11. The experimental apparatus according to claim 8, characterized in that, The reaction device and the precipitation device are connected in sequence by a back pressure valve I and a six-way valve II, and the other end of the precipitation device is connected to a back pressure valve II and a liquid recovery device.

12. The experimental apparatus according to claim 8, characterized in that, Both the reaction device and the precipitation device are equipped with piston valves.

13. The experimental apparatus according to claim 8, characterized in that, The experimental setup also includes a six-way valve I, a pressure gauge, a simulated water intermediate container, and an injection pump I; one end of the upper part of the six-way valve I is connected to the pressure gauge, and the other end of the upper part of the six-way valve I is connected in sequence to the simulated water intermediate container and the injection pump I.

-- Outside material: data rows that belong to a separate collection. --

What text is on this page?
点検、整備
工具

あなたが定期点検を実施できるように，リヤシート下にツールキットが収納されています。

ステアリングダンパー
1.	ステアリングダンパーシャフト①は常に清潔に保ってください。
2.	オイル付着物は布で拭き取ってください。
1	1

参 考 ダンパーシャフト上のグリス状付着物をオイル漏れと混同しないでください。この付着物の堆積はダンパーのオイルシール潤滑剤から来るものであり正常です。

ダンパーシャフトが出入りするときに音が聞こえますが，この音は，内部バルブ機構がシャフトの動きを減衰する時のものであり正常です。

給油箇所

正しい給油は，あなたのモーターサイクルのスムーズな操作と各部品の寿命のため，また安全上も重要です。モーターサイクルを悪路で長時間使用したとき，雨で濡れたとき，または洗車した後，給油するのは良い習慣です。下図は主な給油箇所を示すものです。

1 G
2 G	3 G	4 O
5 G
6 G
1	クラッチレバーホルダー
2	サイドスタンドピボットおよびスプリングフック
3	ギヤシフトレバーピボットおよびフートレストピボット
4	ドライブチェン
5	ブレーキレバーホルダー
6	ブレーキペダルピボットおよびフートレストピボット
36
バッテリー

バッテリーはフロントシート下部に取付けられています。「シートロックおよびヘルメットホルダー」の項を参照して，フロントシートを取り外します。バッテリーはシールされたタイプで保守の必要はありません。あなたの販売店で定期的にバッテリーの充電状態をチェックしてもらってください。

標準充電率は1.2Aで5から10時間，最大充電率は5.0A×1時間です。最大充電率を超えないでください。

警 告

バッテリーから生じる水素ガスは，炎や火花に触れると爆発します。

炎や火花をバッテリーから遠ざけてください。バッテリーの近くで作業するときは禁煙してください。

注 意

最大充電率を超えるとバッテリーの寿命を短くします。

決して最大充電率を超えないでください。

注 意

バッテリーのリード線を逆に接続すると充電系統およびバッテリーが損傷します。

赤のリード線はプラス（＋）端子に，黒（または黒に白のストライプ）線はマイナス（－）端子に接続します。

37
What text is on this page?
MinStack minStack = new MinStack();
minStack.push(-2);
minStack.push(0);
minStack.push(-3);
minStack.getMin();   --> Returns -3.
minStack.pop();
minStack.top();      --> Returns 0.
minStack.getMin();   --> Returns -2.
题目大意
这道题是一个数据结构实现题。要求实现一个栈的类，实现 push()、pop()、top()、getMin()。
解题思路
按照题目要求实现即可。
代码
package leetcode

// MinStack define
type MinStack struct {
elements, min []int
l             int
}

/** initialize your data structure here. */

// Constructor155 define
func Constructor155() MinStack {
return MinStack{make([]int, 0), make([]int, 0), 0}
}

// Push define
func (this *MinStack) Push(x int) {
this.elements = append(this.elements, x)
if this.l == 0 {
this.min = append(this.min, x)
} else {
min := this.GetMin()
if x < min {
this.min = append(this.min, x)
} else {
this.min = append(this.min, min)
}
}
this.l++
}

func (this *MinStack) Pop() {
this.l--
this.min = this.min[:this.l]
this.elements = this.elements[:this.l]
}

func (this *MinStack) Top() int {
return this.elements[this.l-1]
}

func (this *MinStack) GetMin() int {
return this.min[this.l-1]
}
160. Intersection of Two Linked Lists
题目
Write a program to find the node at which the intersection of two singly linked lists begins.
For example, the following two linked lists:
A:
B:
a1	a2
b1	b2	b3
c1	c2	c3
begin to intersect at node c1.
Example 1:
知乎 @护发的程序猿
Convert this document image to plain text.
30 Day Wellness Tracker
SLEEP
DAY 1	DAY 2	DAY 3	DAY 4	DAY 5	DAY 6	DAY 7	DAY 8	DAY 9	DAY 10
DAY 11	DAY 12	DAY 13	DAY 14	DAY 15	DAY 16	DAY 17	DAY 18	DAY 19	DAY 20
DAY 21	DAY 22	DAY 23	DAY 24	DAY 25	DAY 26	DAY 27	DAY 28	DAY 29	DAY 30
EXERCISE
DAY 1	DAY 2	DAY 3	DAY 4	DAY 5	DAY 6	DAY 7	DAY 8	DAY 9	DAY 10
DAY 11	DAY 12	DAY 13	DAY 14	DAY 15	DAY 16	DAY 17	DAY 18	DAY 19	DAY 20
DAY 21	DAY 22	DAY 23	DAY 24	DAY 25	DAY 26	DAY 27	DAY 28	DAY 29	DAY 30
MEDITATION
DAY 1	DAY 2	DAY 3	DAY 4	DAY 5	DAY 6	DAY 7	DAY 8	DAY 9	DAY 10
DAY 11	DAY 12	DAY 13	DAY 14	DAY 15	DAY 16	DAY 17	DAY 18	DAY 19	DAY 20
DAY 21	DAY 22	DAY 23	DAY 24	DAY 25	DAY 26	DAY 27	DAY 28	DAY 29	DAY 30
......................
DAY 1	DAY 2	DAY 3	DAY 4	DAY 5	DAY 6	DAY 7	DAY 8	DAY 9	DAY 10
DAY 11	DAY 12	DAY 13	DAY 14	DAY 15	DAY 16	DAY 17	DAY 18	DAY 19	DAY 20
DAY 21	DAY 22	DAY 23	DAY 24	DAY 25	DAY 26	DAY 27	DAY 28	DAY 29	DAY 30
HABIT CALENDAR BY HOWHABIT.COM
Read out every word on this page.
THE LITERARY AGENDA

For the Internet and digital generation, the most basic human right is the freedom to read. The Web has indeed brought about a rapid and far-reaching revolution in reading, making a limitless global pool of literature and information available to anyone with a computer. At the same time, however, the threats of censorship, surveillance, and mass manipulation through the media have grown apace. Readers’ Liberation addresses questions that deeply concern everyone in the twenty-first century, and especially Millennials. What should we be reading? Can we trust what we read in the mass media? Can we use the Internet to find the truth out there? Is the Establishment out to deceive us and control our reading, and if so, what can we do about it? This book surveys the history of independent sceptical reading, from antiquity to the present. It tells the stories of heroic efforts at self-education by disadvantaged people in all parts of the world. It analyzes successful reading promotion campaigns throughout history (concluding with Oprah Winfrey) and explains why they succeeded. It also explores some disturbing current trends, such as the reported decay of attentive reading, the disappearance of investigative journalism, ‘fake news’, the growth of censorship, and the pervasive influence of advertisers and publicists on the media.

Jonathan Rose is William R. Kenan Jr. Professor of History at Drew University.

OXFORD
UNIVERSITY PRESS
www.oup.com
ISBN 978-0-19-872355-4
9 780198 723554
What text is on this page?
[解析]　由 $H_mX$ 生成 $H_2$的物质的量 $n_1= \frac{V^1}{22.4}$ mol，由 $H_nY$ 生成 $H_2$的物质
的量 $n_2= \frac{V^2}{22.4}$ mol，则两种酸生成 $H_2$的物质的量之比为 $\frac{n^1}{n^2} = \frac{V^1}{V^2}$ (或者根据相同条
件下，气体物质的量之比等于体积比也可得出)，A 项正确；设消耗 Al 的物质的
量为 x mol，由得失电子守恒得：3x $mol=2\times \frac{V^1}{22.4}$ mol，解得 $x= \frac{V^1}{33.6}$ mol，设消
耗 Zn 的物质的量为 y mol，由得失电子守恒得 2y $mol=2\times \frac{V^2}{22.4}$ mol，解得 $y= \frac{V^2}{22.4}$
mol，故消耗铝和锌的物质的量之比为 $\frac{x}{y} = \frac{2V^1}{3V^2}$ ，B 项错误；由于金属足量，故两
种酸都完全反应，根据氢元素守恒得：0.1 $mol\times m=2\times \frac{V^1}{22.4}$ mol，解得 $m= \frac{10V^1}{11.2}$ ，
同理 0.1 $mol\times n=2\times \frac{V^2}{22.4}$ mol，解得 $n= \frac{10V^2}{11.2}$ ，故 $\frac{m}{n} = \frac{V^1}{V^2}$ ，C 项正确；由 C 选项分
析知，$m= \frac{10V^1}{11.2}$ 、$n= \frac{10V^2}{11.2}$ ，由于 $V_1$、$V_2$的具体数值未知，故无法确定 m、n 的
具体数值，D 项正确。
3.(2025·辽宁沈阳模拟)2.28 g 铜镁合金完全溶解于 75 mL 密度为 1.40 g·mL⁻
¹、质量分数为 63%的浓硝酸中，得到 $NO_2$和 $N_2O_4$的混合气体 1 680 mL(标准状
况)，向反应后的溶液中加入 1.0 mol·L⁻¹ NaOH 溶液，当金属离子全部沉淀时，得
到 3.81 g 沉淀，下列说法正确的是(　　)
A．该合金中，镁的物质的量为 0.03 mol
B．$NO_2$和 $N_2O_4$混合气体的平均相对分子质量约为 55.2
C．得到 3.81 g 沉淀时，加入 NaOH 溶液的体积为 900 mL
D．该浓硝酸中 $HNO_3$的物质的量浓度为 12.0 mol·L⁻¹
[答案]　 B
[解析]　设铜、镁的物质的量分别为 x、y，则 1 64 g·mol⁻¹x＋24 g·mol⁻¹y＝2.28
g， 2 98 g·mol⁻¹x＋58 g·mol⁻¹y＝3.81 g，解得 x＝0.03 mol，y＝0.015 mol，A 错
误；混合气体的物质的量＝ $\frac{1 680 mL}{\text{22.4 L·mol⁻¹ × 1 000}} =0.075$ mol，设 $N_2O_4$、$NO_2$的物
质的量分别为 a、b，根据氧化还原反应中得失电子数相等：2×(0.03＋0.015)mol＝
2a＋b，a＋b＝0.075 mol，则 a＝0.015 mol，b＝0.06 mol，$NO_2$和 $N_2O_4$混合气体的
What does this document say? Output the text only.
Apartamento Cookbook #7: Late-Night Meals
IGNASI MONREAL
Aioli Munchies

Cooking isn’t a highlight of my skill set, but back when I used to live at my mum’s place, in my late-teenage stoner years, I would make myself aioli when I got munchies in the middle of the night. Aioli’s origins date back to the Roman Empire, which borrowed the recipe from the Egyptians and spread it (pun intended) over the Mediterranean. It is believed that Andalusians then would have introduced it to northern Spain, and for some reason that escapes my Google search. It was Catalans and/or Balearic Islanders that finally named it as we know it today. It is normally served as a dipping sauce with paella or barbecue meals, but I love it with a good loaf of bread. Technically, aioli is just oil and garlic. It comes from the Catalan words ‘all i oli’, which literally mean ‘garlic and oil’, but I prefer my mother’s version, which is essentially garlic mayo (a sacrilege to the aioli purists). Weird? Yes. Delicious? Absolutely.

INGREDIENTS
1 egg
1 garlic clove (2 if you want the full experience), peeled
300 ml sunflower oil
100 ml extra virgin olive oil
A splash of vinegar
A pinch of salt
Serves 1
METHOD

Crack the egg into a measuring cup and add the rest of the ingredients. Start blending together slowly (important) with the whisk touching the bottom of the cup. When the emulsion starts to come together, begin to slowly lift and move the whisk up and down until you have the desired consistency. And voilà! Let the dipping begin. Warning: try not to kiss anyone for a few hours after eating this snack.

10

14. The experimental apparatus according to claim 13, characterized in that, A pressure gauge is provided on one side of the six-way valve I, and the other side is connected in sequence to a pressure stabilizing valve and a pressure monitoring system; an injection pump III is connected above the simulated water intermediate container, and a balance is also connected below it; the injection pump I is connected to the reaction device, the injection pump II is connected to the sedimentation device, and the sedimentation device is also connected in sequence to the gas pressurization system II and an N2 gas cylinder.

15. The application of the method according to any one of claims 1-7 or the experimental apparatus according to any one of claims 8-14 in the quantitative analysis of the degree of reservoir dissolution and the content of scale formed after carbon dioxide huff and puff.